Senator John McCain had a bad week. A really bad week. The presidential
hopeful had to apologize for a statement he made on “The Late Show With
David Letterman” on CBS.
“We’ve wasted a lot of our most precious treasure, which is American
lives,” he told his host as he discussed the 4-year conflict in Iraq.
Many Americans took exception to the idea that lives of their
relatives, loved ones and fellow American volunteers had been “wasted.”
In fairness, McCain didn’t mean it the way it sounded to some.
Photo of the Week
U.S. Senator John McCain
Next, he raised the ire of conservative stalwarts by telling C-PAC his
schedule did not permit his attendance at their premiere annual
gathering of the faithful.
Again, this was really not a case of dissing conservative leaders. If
he went and spoke to them, he would be accused of pandering to the
right. It was a damned if you do, damned if you don’t situation.
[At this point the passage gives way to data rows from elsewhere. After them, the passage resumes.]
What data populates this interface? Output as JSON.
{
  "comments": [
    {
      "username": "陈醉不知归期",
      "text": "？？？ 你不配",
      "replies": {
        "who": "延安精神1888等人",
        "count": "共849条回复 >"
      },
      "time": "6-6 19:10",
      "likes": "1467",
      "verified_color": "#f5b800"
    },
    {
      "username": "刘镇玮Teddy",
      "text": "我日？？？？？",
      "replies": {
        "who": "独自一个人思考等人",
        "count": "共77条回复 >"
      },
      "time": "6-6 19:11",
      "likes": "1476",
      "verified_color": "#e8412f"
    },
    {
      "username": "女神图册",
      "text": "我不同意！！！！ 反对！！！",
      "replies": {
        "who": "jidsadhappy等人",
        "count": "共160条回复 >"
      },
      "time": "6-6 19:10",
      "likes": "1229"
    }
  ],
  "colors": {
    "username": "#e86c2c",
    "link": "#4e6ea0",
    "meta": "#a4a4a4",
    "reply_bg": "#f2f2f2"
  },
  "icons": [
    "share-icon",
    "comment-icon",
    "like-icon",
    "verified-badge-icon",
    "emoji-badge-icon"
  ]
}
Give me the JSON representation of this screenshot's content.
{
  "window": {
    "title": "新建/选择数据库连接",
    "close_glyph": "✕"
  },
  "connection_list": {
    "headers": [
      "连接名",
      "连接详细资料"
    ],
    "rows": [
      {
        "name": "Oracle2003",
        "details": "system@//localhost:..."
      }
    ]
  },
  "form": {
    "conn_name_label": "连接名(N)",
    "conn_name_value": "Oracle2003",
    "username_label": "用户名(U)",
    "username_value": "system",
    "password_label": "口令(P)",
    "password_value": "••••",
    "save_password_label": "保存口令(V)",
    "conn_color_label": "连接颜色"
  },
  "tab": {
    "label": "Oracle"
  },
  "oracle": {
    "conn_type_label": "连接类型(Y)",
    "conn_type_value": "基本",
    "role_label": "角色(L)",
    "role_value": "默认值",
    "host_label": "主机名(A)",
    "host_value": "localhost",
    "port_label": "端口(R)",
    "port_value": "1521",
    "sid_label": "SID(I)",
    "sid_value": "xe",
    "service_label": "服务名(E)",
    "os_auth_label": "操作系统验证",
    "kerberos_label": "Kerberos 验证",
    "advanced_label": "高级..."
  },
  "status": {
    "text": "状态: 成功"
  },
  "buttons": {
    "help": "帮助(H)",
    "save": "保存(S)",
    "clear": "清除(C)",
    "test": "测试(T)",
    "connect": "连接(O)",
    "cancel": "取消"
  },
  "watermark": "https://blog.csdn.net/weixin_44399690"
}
It was the cover story of the April 2007 issue of Reason
, the “free
minds and free markets” periodical for those with a libertarian bent,
that capped a hellish press week. The cover sported a full-page color
photo of McCain looking tired and drained, with a blotchy face that
rested on a fat white fist. In school-bus yellow, the headline warned:
“Be Afraid of President McCain: The frightening mind of an
authoritarian maverick.” Usually he revels in the maverick label, but
I’ll bet not this time.
The 9-page spread
by Matt Welch, assistant editorial page editor for
the Los Angeles Times, portrayed the Arizona senior senator’s
philosophical view of the proper role of the federal government. “Like
almost every past McCain crusade, from fining Big Tobacco to
drug-testing athletes to restricting political speech in the name of
campaign finance reform, the [Iraq] surge involved an increase in the
power of the federal government, particularly in the executive branch,”
Welch writes as he notes that President George W. Bush has
deferentially adopted McCain’s hawkish approach to the war.
The author doesn’t miss a chance to point out a weakness that many have
cited could do in McCain, and that is his famous violent temper which
he inherited from his grandfather and father, along with his short
stature and poor academic performance. This was attributed to each of
the three McCains being a “five-star binge drinker and carouser.” To
his credit, Sen. McCain has never hidden this part of his background
and jokes about his fondness for hard partying.
I disagree with the author’s reference to McCain’s war on pork-barrel
spending as “rhetorical.” One of my fondest memories is how McCain
staunchly refused to go along with constructing the new federal court
building in Phoenix some years back like a Taj Mahal. It takes a strong
and principled politician to refuse to accept pork that is for his home
district. Ditto for his speaking out against ethanol subsidies, knowing
what that would do to him in the Iowa caucuses last time he ran.
As much as I praise McCain for his extremely high marks from
conservative organizations that rate politicians according to how much
they snatch from taxpayers’ wallets, I cannot abide the loss of my
First Amendment rights due to his campaign finance “reform” laws and
loss of my Second Amendment rights that his gun control legislation
To top it off, strategist Dick Morris is telling everyone that McCain
is fading fast and falling far behind Rudy Giuliani. The only way it
could be worse is if McCain had loosed the rats and roaches into the
wards at Walter Reed Hospital himself. Some weeks are like that.